Rescue crews arrive on the scene of a collapsed mine and drill a borehole several hundred meters down to a small cavern. They put a cylindrical, camera-equipped robot made of metal into the hole that will descend and search for survivors. As the robot crawls downward, the ground shifts, collapsing the borehole to half its diameter, crushing the bot. Now what? If the robot had been made of deformable polymers, it could have simply lengthened and narrowed its shape, like a worm, and continued on its mission.

Such “soft” robots exist today only in the laboratory, but advances in materials science, control theory, energy storage and flexible electronics could change that. Pliable automatons could soon be available to perform demanding tasks in mines, factories, as well as inside the human body.

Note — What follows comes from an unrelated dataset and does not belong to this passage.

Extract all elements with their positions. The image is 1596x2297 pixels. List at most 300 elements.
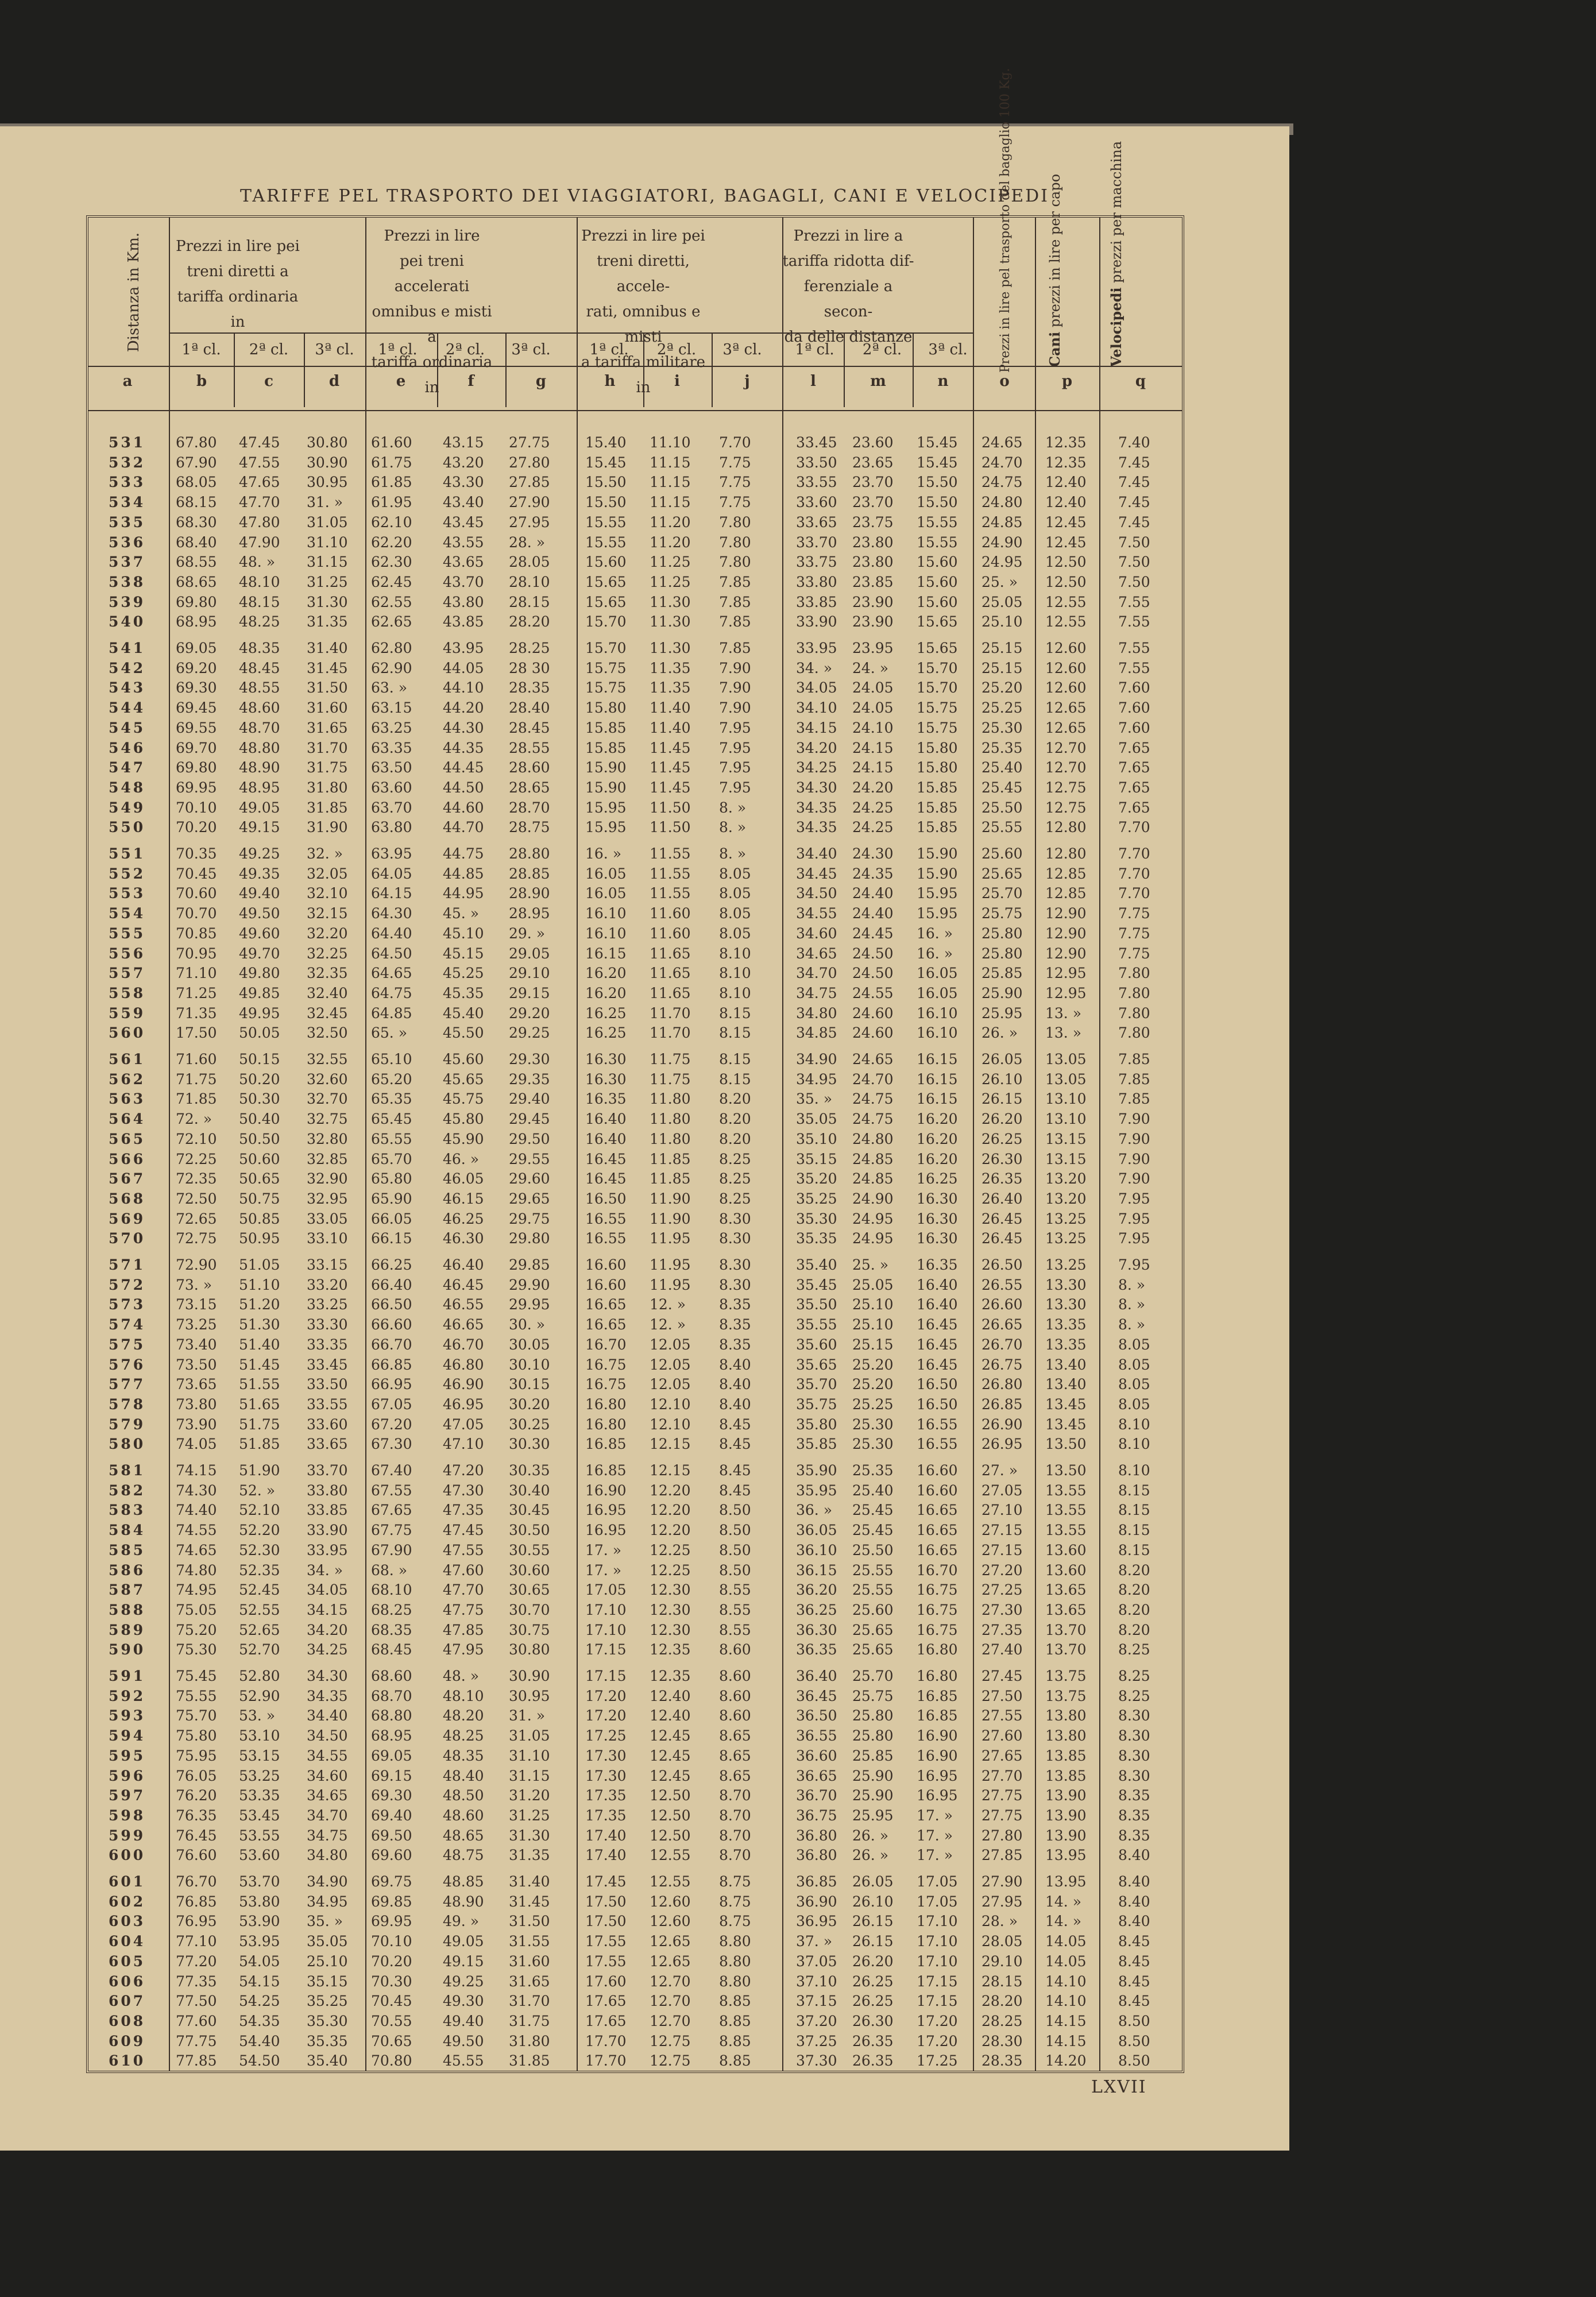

In building soft robots, engineers are copying the movements of octopuses, worms and other invertebrates. Why spend the time and money to reproduce a human hand using actuators, cables and motors, when a pneumatically powered polymer tentacle could do the job cheaper and more efficiently? In one such attempt, researchers at Cornell University fashioned a “universal gripper” from a small ball filled with air and coffee grounds. When the gripper came into contact with an object, it conformed to that object's shape. By vacuuming out the air inside the ball, researchers made the ball slowly stiffen, delicately grasping the object. Alternatively, a similar robot could be made out of soft polymers that expand, contract and bend in response to electric currents.

Conventional, vertebrate-inspired robots may be faster and stronger than their pliable counterparts, but soft robots powered by air pressure or electric currents could be more effective at manipulating a wider variety of items and more adaptable to moving in diverse settings. Their rubbery composition might also make them more likely to survive being toppled or trampled on a factory floor.

Researchers at Harvard University's Whitesides Research Group have made a variety of shape-shifting polymer robots, including a meter-long quadruped that looks like a pair of Ys joined at the stems. Air pumped into valves in the robot's layers of pneumatic channels causes the creature to inflate, bend and move various legs to inch along. Equipped with its own battery and air compressor, the robot has undulated and crawled across the lab floor, through snow and even across a hot grill. In 2011 the researchers built a much smaller, tethered version that squeezed through a space just a few centimeters high. “The range of opportunities is much larger if you can operate them untethered, and we've crossed that crucial line,” says George M. Whitesides, a renowned Harvard chemist and materials scientist. The scientists are also improving the robot's speed with more efficient transfer of compressed air through internal channels, rather than having parts of the bot “bulge in unproductive ways,” Whitesides notes.

Inspired by the progress, investors are in the process of licensing the technology and recently launched a start-up company, Soft Robotics, to devise biomedical devices. An elastomer robot could, for example, help doctors perform a biopsy or angioplasty by delicately grasping tissue or anchoring to vascular walls without damaging them.

Within the next decade commercial products may make their debut as wearable support devices—artificial muscles that provide physical assistance to people who have motor impairments or who work lifting heavy items, say, in warehouses, according to the inaugural issue of the journal Soft Robotics. The Defense Advanced Research Projects Agency is also interested in funding development of soft robots for reconnaissance missions and as prosthetics, as part of the agency's Maximum Mobility and Manipulation program.

The success of soft robotics still depends on advances in a number of technologies, however. North Carolina State University researchers are tackling the materials angle by developing a water-based hydrogel that can be patterned, folded and used to manipulate objects. Hydrogels, which use water as their swelling agent, are elastic, translucent and potentially biocompatible. In one experiment, researchers injected copper ions into a V-shaped segment of hydrogel that caused the V to flex like a pair of tweezers. In another, a chemical reaction caused an X-shaped piece of hydrogel to fold in the shape of a four-pronged grabber.

The greatest advantage of soft robots may also be the easiest to overlook. A piece of polymer, some air tubes and a small power source are likely to cost a fraction of what it takes to make a moving, metallic robot. The savings could lead to pervasive use—if people are willing to accept robots that look more like cephalopods than the Jetsons' humanoid maid Rosie.